2009年3月30日月曜日

バンク・ジョブ デラックス版 [DVD]


1971年に起こった銀行強盗事件の映画化だが、この事件は国家機密として多くの情報が依然封印されたままとなっているため、実話を元にある程度の調査とフィクションを交えて作られている。

実際の事件で貸金庫から盗まれたものがこの映画で描かれているような種類のスキャンダラスなものかどうか判らないが、もし世間に知れれば国家の一大事となるようなものであったは間違いない。
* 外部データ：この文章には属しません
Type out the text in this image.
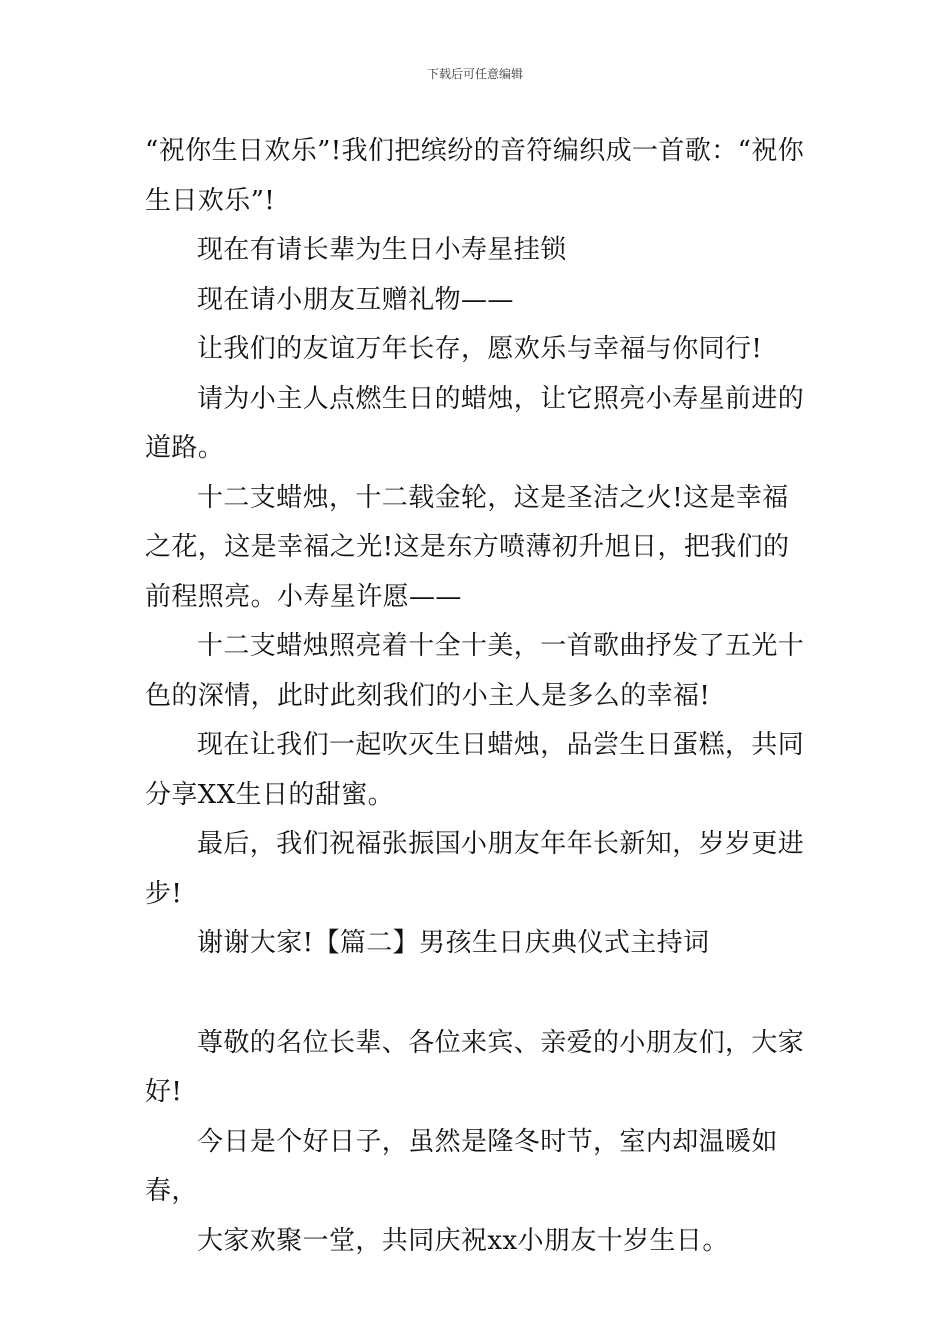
下载后可任意编辑

“祝你生日欢乐”!我们把缤纷的音符编织成一首歌：“祝你生日欢乐”!

现在有请长辈为生日小寿星挂锁

现在请小朋友互赠礼物——

让我们的友谊万年长存，愿欢乐与幸福与你同行!

请为小主人点燃生日的蜡烛，让它照亮小寿星前进的道路。

十二支蜡烛，十二载金轮，这是圣洁之火!这是幸福之花，这是幸福之光!这是东方喷薄初升旭日，把我们的前程照亮。小寿星许愿——

十二支蜡烛照亮着十全十美，一首歌曲抒发了五光十色的深情，此时此刻我们的小主人是多么的幸福!

现在让我们一起吹灭生日蜡烛，品尝生日蛋糕，共同分享XX生日的甜蜜。

最后，我们祝福张振国小朋友年年长新知，岁岁更进步!

谢谢大家!【篇二】男孩生日庆典仪式主持词

尊敬的名位长辈、各位来宾、亲爱的小朋友们，大家好!

今日是个好日子，虽然是隆冬时节，室内却温暖如春，

大家欢聚一堂，共同庆祝xx小朋友十岁生日。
この映画の面白さは銀行強盗計画の準備や実行よりも、英国情報部局(MI-5)や警察、そして大人の事情がありすぎる貸金庫の契約者たちの事件前後の対応にあるのだが、脚本はよく練られていて、これらの人々がどこかで小さく繋がっていたり、強盗事件そのものがスキャンダル写真奪還のために MI-5が仕掛けたという設定も面白い。

強盗団のリーダーをジェイソン・ステイサムが演じているが、事件後にMI-5や犯罪組織とうまく取引する対応は出来すぎかなとは思うし、最後のアクションも観客サービスなのだろうが、この場面だけが完全なフィクションのアクション映画のようになってしまい傑作になり損ねたのが残念。

本当の犯人のその後はわからないが、裁判でおかしな証言でもされてしまっては困るので逮捕ではなく、最終的には無罪放免で逃がすか、殺して闇に葬るかのどちらかになったであろうことは想像がつく。

ミック・ジャガーのゲスト出演は楽しい。